In our view, the most exciting portion of the Gilead investment thesis is the potential of the oncology division now that a viable CAR-T therapy has been added to the fold. Gilead’s ambition in oncology has been well-documented, but leading up to the Kite acquisition a rather futile affair, as Zydelig is a costly commercial flop due to an unacceptable level of toxicity along with a host of phase two failures.
2018 will mark Gilead’s maiden voyage in the CAR-T field as it begins the roll-out of Axicabtagen ciloleucel the novel treatment acquired in the Kite Pharma purchase. We expect the initial ramp to take time as additional infusion centers are brought into the fold. We do not expect the treatment to have a meaningful impact on revenue in 2018. Instead, we view it as a key piece of the clinical pipeline going forward.
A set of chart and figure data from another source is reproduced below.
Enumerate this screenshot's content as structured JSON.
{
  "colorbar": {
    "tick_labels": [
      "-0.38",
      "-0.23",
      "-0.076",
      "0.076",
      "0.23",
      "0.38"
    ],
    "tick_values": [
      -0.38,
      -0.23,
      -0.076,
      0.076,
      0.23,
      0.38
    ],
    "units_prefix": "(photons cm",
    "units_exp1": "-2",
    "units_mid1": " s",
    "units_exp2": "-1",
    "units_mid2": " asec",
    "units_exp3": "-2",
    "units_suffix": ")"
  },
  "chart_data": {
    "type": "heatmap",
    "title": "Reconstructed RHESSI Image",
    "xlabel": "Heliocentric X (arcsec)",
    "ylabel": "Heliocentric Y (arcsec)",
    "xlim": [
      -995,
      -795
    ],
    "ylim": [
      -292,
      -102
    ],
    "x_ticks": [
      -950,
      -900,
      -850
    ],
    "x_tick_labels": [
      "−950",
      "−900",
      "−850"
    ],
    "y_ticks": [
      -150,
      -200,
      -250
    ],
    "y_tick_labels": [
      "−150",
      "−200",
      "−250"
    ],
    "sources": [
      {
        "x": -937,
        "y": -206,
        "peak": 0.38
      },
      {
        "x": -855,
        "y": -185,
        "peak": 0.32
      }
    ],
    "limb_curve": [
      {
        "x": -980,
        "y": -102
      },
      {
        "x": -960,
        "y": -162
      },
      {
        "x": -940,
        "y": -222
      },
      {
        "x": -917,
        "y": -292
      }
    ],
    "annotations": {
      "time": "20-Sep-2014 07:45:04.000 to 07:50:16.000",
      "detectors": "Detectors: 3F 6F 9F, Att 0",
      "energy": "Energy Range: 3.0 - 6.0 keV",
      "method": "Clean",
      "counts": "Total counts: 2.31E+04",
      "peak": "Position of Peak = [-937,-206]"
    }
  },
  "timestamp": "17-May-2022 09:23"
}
We expect the treatment will receive additional indications which will expand the overall patient population.

Image Source: Gilead Sciences
The management team at Gilead should be commended for wisely purchasing a platform technology instead of spending its tremendous cash hoard for a few interesting assets. While the investment community has clamored for a deal during the past few years, the management team’s reluctance of overpaying has paid off in spades as Gilead has now vaulted past Novartis (NVS) into the lead in the CAR-T field. In essence, by writing a very large check, Gilead has accomplished its long-held goal of making a splash in the field of oncology—Well Done!!!
Role of the Dividend
Though there are many ideas out there, we think Gilead represents a unique asset in the biotech field as it combines the appealing aspect of a rich pipeline (which appeals to growth-oriented investors), while satisfying the demands of income-oriented investors with a hefty current quarterly payout of $0.52 per share ($2.08 annualized) for a yield north of 2.5%.
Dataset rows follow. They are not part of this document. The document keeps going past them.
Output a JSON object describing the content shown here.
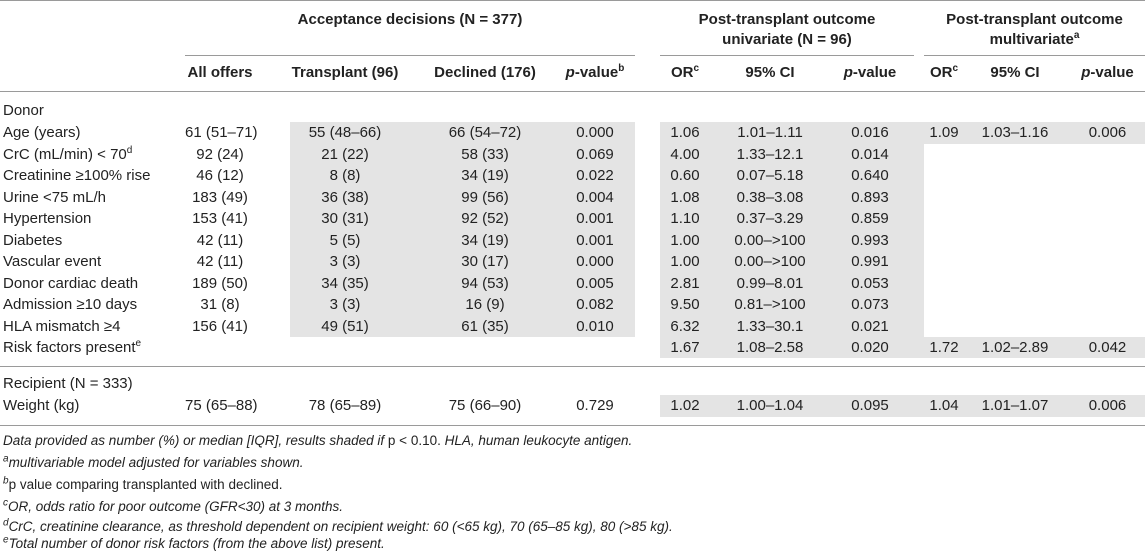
{
  "group_headers": {
    "acceptance": "Acceptance decisions (N = 377)",
    "univariate_line1": "Post-transplant outcome",
    "univariate_line2": "univariate (N = 96)",
    "multivariate_line1": "Post-transplant outcome",
    "multivariate_line2": "multivariate",
    "multivariate_sup": "a"
  },
  "col_headers": {
    "all_offers": "All offers",
    "transplant": "Transplant (96)",
    "declined": "Declined (176)",
    "pvalue_p": "p",
    "pvalue_rest": "-value",
    "pvalue_sup": "b",
    "or": "OR",
    "or_sup": "c",
    "ci": "95% CI",
    "or2": "OR",
    "or2_sup": "c",
    "ci2": "95% CI",
    "pv_uni_p": "p",
    "pv_uni_rest": "-value",
    "pv_multi_p": "p",
    "pv_multi_rest": "-value"
  },
  "sections": {
    "donor": "Donor",
    "recipient": "Recipient (N = 333)"
  },
  "rows": [
    {
      "label": "Age (years)",
      "sup": "",
      "all": "61 (51–71)",
      "tx": "55 (48–66)",
      "dec": "66 (54–72)",
      "p": "0.000",
      "or": "1.06",
      "ci": "1.01–1.11",
      "pu": "0.016",
      "or2": "1.09",
      "ci2": "1.03–1.16",
      "pm": "0.006"
    },
    {
      "label": "CrC (mL/min) < 70",
      "sup": "d",
      "all": "92 (24)",
      "tx": "21 (22)",
      "dec": "58 (33)",
      "p": "0.069",
      "or": "4.00",
      "ci": "1.33–12.1",
      "pu": "0.014",
      "or2": "",
      "ci2": "",
      "pm": ""
    },
    {
      "label": "Creatinine ≥100% rise",
      "sup": "",
      "all": "46 (12)",
      "tx": "8 (8)",
      "dec": "34 (19)",
      "p": "0.022",
      "or": "0.60",
      "ci": "0.07–5.18",
      "pu": "0.640",
      "or2": "",
      "ci2": "",
      "pm": ""
    },
    {
      "label": "Urine <75 mL/h",
      "sup": "",
      "all": "183 (49)",
      "tx": "36 (38)",
      "dec": "99 (56)",
      "p": "0.004",
      "or": "1.08",
      "ci": "0.38–3.08",
      "pu": "0.893",
      "or2": "",
      "ci2": "",
      "pm": ""
    },
    {
      "label": "Hypertension",
      "sup": "",
      "all": "153 (41)",
      "tx": "30 (31)",
      "dec": "92 (52)",
      "p": "0.001",
      "or": "1.10",
      "ci": "0.37–3.29",
      "pu": "0.859",
      "or2": "",
      "ci2": "",
      "pm": ""
    },
    {
      "label": "Diabetes",
      "sup": "",
      "all": "42 (11)",
      "tx": "5 (5)",
      "dec": "34 (19)",
      "p": "0.001",
      "or": "1.00",
      "ci": "0.00–>100",
      "pu": "0.993",
      "or2": "",
      "ci2": "",
      "pm": ""
    },
    {
      "label": "Vascular event",
      "sup": "",
      "all": "42 (11)",
      "tx": "3 (3)",
      "dec": "30 (17)",
      "p": "0.000",
      "or": "1.00",
      "ci": "0.00–>100",
      "pu": "0.991",
      "or2": "",
      "ci2": "",
      "pm": ""
    },
    {
      "label": "Donor cardiac death",
      "sup": "",
      "all": "189 (50)",
      "tx": "34 (35)",
      "dec": "94 (53)",
      "p": "0.005",
      "or": "2.81",
      "ci": "0.99–8.01",
      "pu": "0.053",
      "or2": "",
      "ci2": "",
      "pm": ""
    },
    {
      "label": "Admission ≥10 days",
      "sup": "",
      "all": "31 (8)",
      "tx": "3 (3)",
      "dec": "16 (9)",
      "p": "0.082",
      "or": "9.50",
      "ci": "0.81–>100",
      "pu": "0.073",
      "or2": "",
      "ci2": "",
      "pm": ""
    },
    {
      "label": "HLA mismatch ≥4",
      "sup": "",
      "all": "156 (41)",
      "tx": "49 (51)",
      "dec": "61 (35)",
      "p": "0.010",
      "or": "6.32",
      "ci": "1.33–30.1",
      "pu": "0.021",
      "or2": "",
      "ci2": "",
      "pm": ""
    },
    {
      "label": "Risk factors present",
      "sup": "e",
      "all": "",
      "tx": "",
      "dec": "",
      "p": "",
      "or": "1.67",
      "ci": "1.08–2.58",
      "pu": "0.020",
      "or2": "1.72",
      "ci2": "1.02–2.89",
      "pm": "0.042"
    }
  ],
  "recipient_row": {
    "label": "Weight (kg)",
    "all": "75 (65–88)",
    "tx": "78 (65–89)",
    "dec": "75 (66–90)",
    "p": "0.729",
    "or": "1.02",
    "ci": "1.00–1.04",
    "pu": "0.095",
    "or2": "1.04",
    "ci2": "1.01–1.07",
    "pm": "0.006"
  },
  "footnotes": {
    "main_a": "Data provided as number (%) or median [IQR], results shaded if ",
    "main_b": "p < 0.10.",
    "main_c": " HLA, human leukocyte antigen.",
    "a_sup": "a",
    "a_text": "multivariable model adjusted for variables shown.",
    "b_sup": "b",
    "b_text": "p value comparing transplanted with declined.",
    "c_sup": "c",
    "c_text": "OR, odds ratio for poor outcome (GFR<30) at 3 months.",
    "d_sup": "d",
    "d_text": "CrC, creatinine clearance, as threshold dependent on recipient weight: 60 (<65 kg), 70 (65–85 kg), 80 (>85 kg).",
    "e_sup": "e",
    "e_text": "Total number of donor risk factors (from the above list) present."
  }
}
Gilead initiated its dividend in 2015 with an initial payout of $0.43 per share, which it subsequently raised to $0.47 in 2016. Gilead’s dividend-hike history suggests that an increase in the second quarter is likely. The nearest biotech competitor that can emulate the dividend history of Gilead is Amgen (AMGN), in our view, but we remain less-than-enthused with the progress of the clinical pipeline at Amgen. It is not very often we include a company in both the Best Ideas Newsletter portfolio and Dividend Growth Newsletter portfolio, but we feel the near-term income attributes of Gilead combined with the promise of the pipeline bodes well for future share price appreciation and income growth.
Independent Contributor Alexander J. Poulos is long Gilead Sciences.